Fast-forward another half a century, and Traitor Trump is now ready to pick up where Nixon left off, harnessing America's unconstitutional drug law for the purposes of becoming a dictator with the power of life and death over his vassals. It is not enough for Trump's power lust to merely incarcerate millions of mainly minority "drug dealers," (those who dare sell the plants and fungi for which drug law itself has created the black market), he wants to get rid of them entirely, which I suppose is useful, since it allows him to limit the number of minority offspring which might otherwise grow up to eliminate the drug war entirely, along with totally amoral politicians like Trump himself who strategically parlay those laws into populist victories.
So let me get this straight: a doctor can legally addict my anxious 92-year-old mother to the benzodiazepine of his choice, but should I arrange for her to get miraculous, non-addictive relief from a mere plant, the source of that godsend can be strung up at high noon?
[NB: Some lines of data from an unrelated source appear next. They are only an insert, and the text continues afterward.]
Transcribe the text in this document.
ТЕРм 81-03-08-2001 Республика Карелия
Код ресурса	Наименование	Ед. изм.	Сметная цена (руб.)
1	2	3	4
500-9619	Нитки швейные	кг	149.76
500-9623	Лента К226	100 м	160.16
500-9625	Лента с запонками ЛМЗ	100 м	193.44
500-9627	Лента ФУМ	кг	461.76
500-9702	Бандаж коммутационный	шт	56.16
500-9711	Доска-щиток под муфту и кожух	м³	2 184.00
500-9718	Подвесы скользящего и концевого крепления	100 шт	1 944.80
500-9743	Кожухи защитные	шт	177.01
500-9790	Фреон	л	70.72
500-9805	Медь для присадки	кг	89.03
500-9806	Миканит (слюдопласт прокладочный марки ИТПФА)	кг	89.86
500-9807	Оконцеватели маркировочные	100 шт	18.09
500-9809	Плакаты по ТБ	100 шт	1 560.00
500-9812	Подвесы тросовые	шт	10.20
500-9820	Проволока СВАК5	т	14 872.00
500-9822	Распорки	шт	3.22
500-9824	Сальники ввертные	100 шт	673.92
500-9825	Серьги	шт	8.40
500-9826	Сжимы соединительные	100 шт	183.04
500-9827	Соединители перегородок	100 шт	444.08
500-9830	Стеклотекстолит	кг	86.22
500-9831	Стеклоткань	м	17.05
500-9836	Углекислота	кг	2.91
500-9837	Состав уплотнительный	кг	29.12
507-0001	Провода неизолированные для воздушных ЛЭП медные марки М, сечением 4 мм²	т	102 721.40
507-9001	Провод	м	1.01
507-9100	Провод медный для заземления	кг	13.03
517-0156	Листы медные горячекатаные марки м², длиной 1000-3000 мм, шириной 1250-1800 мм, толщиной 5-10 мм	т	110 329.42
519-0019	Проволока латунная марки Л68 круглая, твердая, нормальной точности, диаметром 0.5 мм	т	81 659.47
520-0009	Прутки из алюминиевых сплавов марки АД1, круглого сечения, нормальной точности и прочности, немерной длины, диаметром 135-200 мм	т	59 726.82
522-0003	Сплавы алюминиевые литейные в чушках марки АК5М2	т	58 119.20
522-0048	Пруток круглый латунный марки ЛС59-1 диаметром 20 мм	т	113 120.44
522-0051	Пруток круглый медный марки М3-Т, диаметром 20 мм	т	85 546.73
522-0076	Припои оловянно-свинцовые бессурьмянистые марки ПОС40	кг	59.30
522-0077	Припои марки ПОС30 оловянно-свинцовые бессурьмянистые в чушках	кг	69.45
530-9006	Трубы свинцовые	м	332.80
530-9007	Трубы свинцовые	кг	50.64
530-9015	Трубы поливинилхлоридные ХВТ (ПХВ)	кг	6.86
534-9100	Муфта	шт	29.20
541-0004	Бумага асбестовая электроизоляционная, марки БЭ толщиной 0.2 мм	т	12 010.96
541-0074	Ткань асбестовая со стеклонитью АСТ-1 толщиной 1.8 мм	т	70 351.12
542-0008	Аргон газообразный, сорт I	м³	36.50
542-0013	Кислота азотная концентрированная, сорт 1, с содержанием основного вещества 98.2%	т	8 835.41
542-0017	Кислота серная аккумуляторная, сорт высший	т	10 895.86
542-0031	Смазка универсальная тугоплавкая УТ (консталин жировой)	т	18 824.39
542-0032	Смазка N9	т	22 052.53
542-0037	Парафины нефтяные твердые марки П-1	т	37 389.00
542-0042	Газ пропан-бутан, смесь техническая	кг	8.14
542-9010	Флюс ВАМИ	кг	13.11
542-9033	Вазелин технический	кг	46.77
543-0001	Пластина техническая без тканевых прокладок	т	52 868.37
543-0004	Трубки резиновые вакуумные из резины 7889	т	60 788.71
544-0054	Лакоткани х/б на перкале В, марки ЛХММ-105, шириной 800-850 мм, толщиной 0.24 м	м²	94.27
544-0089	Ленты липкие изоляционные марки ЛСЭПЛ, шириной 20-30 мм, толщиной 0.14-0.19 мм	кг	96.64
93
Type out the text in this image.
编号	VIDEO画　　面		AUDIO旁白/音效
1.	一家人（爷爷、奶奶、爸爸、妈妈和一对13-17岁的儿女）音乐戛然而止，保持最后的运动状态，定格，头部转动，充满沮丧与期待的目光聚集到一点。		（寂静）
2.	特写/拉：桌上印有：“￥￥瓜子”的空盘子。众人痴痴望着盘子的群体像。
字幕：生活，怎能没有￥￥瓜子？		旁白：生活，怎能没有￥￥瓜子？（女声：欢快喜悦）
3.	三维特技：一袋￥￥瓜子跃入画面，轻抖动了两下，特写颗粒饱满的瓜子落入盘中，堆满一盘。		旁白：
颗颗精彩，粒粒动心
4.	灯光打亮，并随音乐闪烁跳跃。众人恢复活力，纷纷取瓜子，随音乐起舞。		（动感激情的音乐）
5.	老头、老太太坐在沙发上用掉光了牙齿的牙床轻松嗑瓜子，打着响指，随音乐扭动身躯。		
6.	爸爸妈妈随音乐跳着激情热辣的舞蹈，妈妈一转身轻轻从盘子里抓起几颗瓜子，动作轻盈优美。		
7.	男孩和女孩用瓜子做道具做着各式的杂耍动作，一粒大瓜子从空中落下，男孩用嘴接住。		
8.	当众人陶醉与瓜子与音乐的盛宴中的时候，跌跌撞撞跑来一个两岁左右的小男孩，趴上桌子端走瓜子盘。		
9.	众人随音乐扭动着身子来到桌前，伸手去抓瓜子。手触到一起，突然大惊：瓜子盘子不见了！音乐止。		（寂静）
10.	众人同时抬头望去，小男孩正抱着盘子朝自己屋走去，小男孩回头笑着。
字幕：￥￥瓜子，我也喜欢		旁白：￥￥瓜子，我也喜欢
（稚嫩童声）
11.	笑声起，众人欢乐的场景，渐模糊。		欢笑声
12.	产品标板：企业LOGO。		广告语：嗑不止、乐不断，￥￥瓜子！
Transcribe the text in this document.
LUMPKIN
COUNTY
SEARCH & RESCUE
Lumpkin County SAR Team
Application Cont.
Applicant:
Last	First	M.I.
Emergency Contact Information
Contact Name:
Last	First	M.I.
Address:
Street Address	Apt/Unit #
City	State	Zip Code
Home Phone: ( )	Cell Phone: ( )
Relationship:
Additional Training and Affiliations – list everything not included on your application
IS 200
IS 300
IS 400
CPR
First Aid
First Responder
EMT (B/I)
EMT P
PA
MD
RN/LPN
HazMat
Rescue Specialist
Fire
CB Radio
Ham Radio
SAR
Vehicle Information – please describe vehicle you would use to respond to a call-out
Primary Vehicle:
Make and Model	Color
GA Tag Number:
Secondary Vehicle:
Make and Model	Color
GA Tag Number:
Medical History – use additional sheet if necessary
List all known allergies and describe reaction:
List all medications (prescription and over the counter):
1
When policy's such as the drug war yield such absurd results, they must be fundamentally wrong, at least for a freedom-loving people. But we can't stand up to drug war tyrants on the basis of statistical charts that "prove" that tyranny doesn't work. We must deny those tyrants the right to outlaw Mother Nature in the first place - and the power for that pushback is waiting there in the US Constitution, whose very genius lies in its elevation of natural law over common law, and if natural law tells us anything, it tells us that human beings have the right to the use of "the earth and all therein," and that no law can justifiably supplant that right - ever.